Lord Velaryon, Rhaenyra’nın çocuklarının Laenor’a ait olmadığını bilmesine rağmen, görünenin peşinden gitmekte kararlı, ama aynı şeyi karısı Rhaenys Targaryen için söyleyemeyiz. O bıraktıkları ismi ve mirası Laena’nın çocuklarının devam ettirmesinden yana, ama kocasını ikna edemiyor.
”Ben Driftmark’ın Lordu olursam herkes ölmüş demektir!” Lucerys’in, Lord Velaryon’a verdiği cevap bu şekilde oluyor.
Güç arayışları o kadar gözlerini kör etmiş ki, sunduklarını istemeyen kişiyi anlamakta zorlanıyorlar. Oysaki karşılarında duranın masum bir çocuk olduğunu bile unutuyorlar.
Bahşedilmişlik Aslında Tutsaklık Sayılabilir
Kız kardeşinin ölümünden dolayı büyük üzüntü içindeki Laenor’un acı çeken görüntüsüne odaklanıyoruz. Bunun bir zayıflık olarak görülmesi de izleyici olarak rahatsız olduğumuz şeylerden biri diyebiliriz. Yıllardır birbirine mesafeli duran Kral Viserys I ve Daemon’ın yeniden iletişim kurmalarını izliyoruz. Bütün Targaryen kanına rağmen Viserys’in cömert bir ruh taşıdığını söyleyebiliriz, ama Daemon’ın kalbi büyük abisine karşı epey kırılmış görünüyor.
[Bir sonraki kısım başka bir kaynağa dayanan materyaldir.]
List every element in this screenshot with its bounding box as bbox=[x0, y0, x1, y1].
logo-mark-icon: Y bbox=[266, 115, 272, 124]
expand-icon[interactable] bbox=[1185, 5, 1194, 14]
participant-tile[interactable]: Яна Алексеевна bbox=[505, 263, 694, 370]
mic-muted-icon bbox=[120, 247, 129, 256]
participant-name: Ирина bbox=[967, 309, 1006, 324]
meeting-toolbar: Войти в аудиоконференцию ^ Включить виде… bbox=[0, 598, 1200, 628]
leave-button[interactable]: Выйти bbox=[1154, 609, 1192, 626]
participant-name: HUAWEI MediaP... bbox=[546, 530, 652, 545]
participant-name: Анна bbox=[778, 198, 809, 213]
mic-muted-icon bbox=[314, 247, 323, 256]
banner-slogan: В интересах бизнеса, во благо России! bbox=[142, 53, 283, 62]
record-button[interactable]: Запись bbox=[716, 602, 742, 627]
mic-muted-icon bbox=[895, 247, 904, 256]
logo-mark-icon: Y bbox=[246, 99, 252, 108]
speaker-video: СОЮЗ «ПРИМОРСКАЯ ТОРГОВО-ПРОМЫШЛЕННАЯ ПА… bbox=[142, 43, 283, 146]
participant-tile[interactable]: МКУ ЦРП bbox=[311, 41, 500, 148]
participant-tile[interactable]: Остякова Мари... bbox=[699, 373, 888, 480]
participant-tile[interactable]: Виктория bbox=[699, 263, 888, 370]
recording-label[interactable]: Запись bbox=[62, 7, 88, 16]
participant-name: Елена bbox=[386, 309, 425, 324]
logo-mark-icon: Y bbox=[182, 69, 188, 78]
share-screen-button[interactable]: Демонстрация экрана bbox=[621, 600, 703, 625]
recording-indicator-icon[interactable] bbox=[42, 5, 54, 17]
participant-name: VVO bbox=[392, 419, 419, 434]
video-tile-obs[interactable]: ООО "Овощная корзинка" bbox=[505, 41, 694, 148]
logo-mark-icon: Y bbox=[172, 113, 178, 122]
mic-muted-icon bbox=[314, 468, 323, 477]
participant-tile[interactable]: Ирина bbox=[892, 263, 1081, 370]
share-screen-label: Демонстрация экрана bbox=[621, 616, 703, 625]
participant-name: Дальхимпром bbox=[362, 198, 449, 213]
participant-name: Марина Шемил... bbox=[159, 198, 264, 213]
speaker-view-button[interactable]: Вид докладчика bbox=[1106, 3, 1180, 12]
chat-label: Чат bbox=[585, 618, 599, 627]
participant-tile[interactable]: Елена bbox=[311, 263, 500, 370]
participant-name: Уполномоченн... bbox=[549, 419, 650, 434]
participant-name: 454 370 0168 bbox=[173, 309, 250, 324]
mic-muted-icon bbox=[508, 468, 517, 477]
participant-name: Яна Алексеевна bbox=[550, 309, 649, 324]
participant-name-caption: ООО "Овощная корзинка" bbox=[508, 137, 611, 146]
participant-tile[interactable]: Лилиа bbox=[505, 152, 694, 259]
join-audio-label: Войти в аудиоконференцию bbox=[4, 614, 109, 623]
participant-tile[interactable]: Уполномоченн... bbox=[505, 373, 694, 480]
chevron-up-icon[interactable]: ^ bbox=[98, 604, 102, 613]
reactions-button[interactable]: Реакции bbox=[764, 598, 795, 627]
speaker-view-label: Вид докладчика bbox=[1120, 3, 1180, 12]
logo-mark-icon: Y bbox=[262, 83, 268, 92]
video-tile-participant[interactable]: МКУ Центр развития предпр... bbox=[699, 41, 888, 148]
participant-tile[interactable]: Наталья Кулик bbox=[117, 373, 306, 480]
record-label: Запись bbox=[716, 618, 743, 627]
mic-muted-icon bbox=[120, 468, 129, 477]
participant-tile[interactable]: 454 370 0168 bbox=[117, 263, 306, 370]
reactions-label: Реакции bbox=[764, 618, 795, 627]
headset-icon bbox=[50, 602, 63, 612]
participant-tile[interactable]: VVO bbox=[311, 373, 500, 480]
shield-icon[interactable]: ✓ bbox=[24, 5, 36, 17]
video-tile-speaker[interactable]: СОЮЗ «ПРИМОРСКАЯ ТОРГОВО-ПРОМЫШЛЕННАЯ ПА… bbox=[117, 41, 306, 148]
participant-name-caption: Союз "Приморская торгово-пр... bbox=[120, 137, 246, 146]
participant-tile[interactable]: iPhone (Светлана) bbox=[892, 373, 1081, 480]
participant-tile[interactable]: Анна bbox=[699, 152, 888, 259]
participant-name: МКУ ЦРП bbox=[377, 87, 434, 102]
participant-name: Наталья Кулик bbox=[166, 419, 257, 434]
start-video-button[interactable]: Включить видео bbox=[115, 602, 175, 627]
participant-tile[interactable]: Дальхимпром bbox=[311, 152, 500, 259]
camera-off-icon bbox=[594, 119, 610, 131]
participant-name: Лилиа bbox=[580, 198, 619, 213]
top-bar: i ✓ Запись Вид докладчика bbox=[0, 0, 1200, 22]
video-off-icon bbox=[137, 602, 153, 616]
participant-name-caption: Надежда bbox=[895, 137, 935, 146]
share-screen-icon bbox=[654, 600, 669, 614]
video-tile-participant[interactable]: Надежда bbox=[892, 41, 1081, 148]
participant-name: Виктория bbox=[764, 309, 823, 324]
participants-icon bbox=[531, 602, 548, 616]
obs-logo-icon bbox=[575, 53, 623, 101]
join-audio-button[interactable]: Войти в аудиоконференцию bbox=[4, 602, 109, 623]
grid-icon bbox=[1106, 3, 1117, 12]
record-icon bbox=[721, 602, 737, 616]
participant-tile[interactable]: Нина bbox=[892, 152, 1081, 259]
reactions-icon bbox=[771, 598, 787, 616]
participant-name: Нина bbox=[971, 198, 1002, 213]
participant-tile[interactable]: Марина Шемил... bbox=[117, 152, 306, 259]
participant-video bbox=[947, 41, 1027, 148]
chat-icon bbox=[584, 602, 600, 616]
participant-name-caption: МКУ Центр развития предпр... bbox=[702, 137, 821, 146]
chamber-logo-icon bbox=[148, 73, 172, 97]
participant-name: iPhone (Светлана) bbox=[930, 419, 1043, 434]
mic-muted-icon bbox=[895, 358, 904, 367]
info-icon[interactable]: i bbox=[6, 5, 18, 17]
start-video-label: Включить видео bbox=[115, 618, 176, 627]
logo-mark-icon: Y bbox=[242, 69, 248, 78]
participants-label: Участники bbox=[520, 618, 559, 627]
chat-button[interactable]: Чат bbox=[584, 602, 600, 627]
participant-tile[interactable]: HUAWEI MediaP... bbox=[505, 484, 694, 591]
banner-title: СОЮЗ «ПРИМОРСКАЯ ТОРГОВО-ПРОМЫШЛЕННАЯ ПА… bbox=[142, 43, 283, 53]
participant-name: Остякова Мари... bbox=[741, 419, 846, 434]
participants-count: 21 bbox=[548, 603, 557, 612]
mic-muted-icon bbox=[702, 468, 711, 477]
Kral Viserys’in yıllar geçmiş olmasına rağmen, ölen karısı Aemma’yı hiç unutmadığını bir dalgınlık anında Alicent’e onun ismiyle hitap etmesinden anlıyoruz. Alicent kötü karakter gibi dursa da, aslında yaşadıklarının ağırlığı altında ezilmesine geçen yedi bölüm boyunca tanıklık ettik. Genç bir kızken ve hayalleri varken, babasının zorlamasıyla krala yaverlik edişini, kraliçe olup aile adına güç katmak zorunda oluşunu, üstüne çocuklarını korumak için kan döküşünü izledik. Bu talihsiz ve sevgisiz bir hayata sahip olmuş, acılar içindeki bir kadının yansıması diyebiliriz. Alicent Hightower olmak, dizinin en zor misyonunu üstlenen kişi olarak çok zor bir hayat anlamına geliyor. Bazen bahşedilmişlik sanılanlar, aslında bir insanın tutsaklığı olabilir.
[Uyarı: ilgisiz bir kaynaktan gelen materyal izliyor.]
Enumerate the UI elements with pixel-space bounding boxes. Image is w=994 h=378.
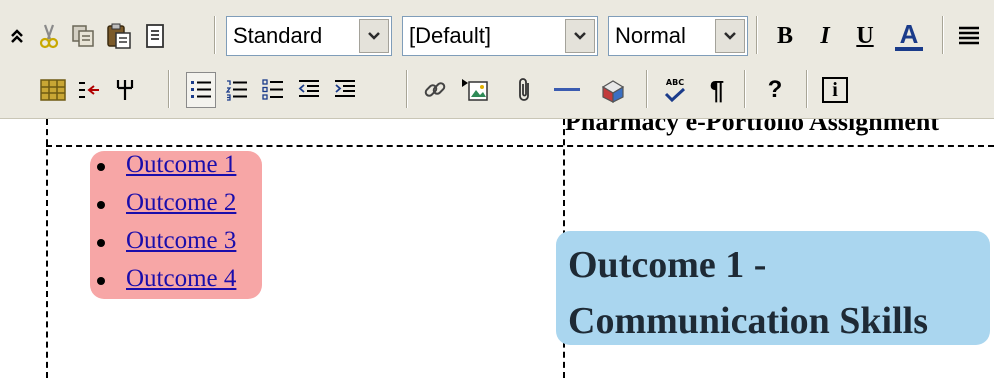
font-color-button[interactable]: A [894, 18, 924, 54]
numbered-list-icon [225, 78, 249, 102]
paragraph-mark-button[interactable]: ¶ [702, 72, 732, 108]
attachment-button[interactable] [510, 72, 540, 108]
underline-button[interactable]: U [850, 18, 880, 54]
table-icon [40, 79, 66, 101]
outcome-list: Outcome 1 Outcome 2 Outcome 3 Outcome 4 [90, 151, 262, 299]
bullet [97, 163, 105, 171]
link-button[interactable] [420, 72, 450, 108]
indent-button[interactable] [330, 72, 360, 108]
spellcheck-button[interactable]: ABC [660, 72, 690, 108]
bullet [97, 201, 105, 209]
underline-icon: U [856, 22, 874, 49]
copy-icon [70, 23, 96, 49]
collapse-toolbar-button[interactable] [2, 18, 32, 54]
cut-icon [37, 23, 61, 49]
outcome-1-link[interactable]: Outcome 1 [126, 151, 236, 179]
toolbar-separator [168, 70, 170, 108]
outcome-heading-box: Outcome 1 - Communication Skills [556, 231, 990, 345]
image-button[interactable] [460, 72, 490, 108]
toolbar-separator [214, 16, 216, 54]
outdent-icon [297, 78, 321, 102]
paste-text-icon [143, 23, 167, 49]
spellcheck-icon [663, 87, 687, 103]
editor-content-area[interactable]: Pharmacy e-Portfolio Assignment Outcome … [0, 119, 994, 378]
toolbar-separator [756, 16, 758, 54]
checklist-button[interactable] [258, 72, 288, 108]
toolbar-separator [942, 16, 944, 54]
chevron-down-icon[interactable] [715, 19, 745, 53]
style-select[interactable]: Standard [226, 16, 392, 56]
italic-button[interactable]: I [810, 18, 840, 54]
bold-icon: B [776, 22, 793, 49]
outcome-3-link[interactable]: Outcome 3 [126, 227, 236, 255]
list-item: Outcome 4 [90, 265, 262, 303]
bold-button[interactable]: B [770, 18, 800, 54]
spellcheck-label: ABC [665, 77, 685, 87]
size-select[interactable]: Normal [608, 16, 748, 56]
list-item: Outcome 2 [90, 189, 262, 227]
bullet-list-button[interactable] [186, 72, 216, 108]
info-button[interactable]: i [820, 72, 850, 108]
embed-media-button[interactable] [598, 72, 628, 108]
size-select-value: Normal [615, 23, 686, 48]
list-item: Outcome 1 [90, 151, 262, 189]
merge-cells-button[interactable] [110, 72, 140, 108]
horizontal-rule-button[interactable] [552, 72, 582, 108]
paste-icon [105, 22, 133, 50]
numbered-list-button[interactable] [222, 72, 252, 108]
style-select-value: Standard [233, 23, 323, 48]
align-button[interactable] [954, 18, 984, 54]
font-color-swatch [895, 47, 923, 51]
font-select[interactable]: [Default] [402, 16, 598, 56]
toolbar-row-2: ABC ¶ ? i [0, 64, 994, 116]
horizontal-rule-icon [553, 86, 581, 94]
attachment-icon [517, 77, 533, 103]
chevron-down-icon[interactable] [359, 19, 389, 53]
collapse-icon [10, 28, 24, 44]
help-icon: ? [767, 76, 783, 103]
outcome-4-link[interactable]: Outcome 4 [126, 265, 236, 293]
list-item: Outcome 3 [90, 227, 262, 265]
split-cell-icon [76, 79, 102, 101]
cut-button[interactable] [34, 18, 64, 54]
font-select-value: [Default] [409, 23, 491, 48]
help-button[interactable]: ? [760, 72, 790, 108]
image-icon [461, 77, 489, 103]
paragraph-mark-icon: ¶ [709, 74, 725, 105]
checklist-icon [261, 78, 285, 102]
paste-button[interactable] [104, 18, 134, 54]
chevron-down-icon[interactable] [565, 19, 595, 53]
bullet [97, 239, 105, 247]
table-button[interactable] [38, 72, 68, 108]
split-cell-button[interactable] [74, 72, 104, 108]
embed-media-icon [599, 77, 627, 103]
copy-button[interactable] [68, 18, 98, 54]
table-border-top [46, 145, 994, 147]
outdent-button[interactable] [294, 72, 324, 108]
merge-cells-icon [114, 78, 136, 102]
toolbar-separator [744, 70, 746, 108]
toolbar-separator [806, 70, 808, 108]
info-icon: i [822, 77, 848, 103]
outcome-heading: Outcome 1 - Communication Skills [568, 244, 929, 342]
link-icon [422, 78, 448, 102]
italic-icon: I [820, 22, 830, 49]
page-title: Pharmacy e-Portfolio Assignment [565, 119, 940, 136]
toolbar-separator [406, 70, 408, 108]
font-color-icon: A [899, 19, 919, 49]
paste-text-button[interactable] [140, 18, 170, 54]
bullet [97, 277, 105, 285]
outcome-2-link[interactable]: Outcome 2 [126, 189, 236, 217]
toolbar-row-1: Standard [Default] Normal B I U A [0, 10, 994, 62]
editor-toolbar: Standard [Default] Normal B I U A ABC ¶ … [0, 0, 994, 119]
table-border-left [46, 119, 48, 378]
indent-icon [333, 78, 357, 102]
toolbar-separator [646, 70, 648, 108]
bullet-list-icon [189, 78, 213, 102]
align-icon [957, 25, 981, 47]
Rhaenyra :”Beni terk ettin.”
Daemon: ”Seni bağışladım.”
Targaryen bile olsa kadın ve erkeğin özellikleri asla değişmiyor. Birinin terk edilmiş olarak algıladığını diğeri iyilik yapmak sanıyor. Kadın-erkek ilişkilerinin sekteye uğramasının en büyük nedenlerin biri: İletişimsizlik.
Ateş çok tuhaf bir güç. Targaryen hanesi sahip olduğu her şeyi ona borçlu, ama ateş ikimizin de sevdiklerini aldı. Ateş bir hapishane, deniz kaçış yolu sunuyor. Valeryonlar denizden geliyor, ama biz Targaryenler ateşten yaratıldık. Her zaman birlikte yanmamız gerekiyordu.
İkisinin de birlikte olup tahta hükmetmeye karar verdiği anda izleyicinin aklında tek bir soru: Laenor ne olacak?
Laenor’u direkt sevgilisine öldürtme planını devreye sokan Daemon, entrika kazanını kaynattıkça kaynatıyor. Rhaenyra‘nın Laenor’a olan sevgisi sayesinde, Laenor’a özgürlük sağlayacak ve düşmanlarının üstüne korku salacak olan bu kusursuz planın işleyişini görüyoruz.
Kayıp gibi görünen bu yaşananlar sonrasında asıl kazananın kimler olduğunu izliyoruz.
Bu bölümde yeşillerin ve siyahların müttefikleri de belli oluyor.
Tüm cenaze boyunca bakışan, ama bir türlü yan yana gelip konuşamayan Daemon ve Rhaenyra‘nın uzun zamandır beklenen birbirlerine kavuşma sahnesiyle ve kansız bir düğünle bölüm sona eriyor. Bu King’s Landing‘te pek görülmüş bir şey değil tabii. Kader ağlarını örüyor ve yazgılarını kanla imzalıyorlar. Kansız bir düğünde, en başından beri birlikte olmaları gereken iki Targaryen’in kavuşumunu izliyoruz.
Geride bıraktığımız her bölümünde bize büyük bir seyir zevki yaşatan House of the Dragon‘ın kalan 3 bölümünü de merakla bekliyoruz.
Ateş ve Kan vücut bulurken, ejderhalar dans etmeye devam ediyor.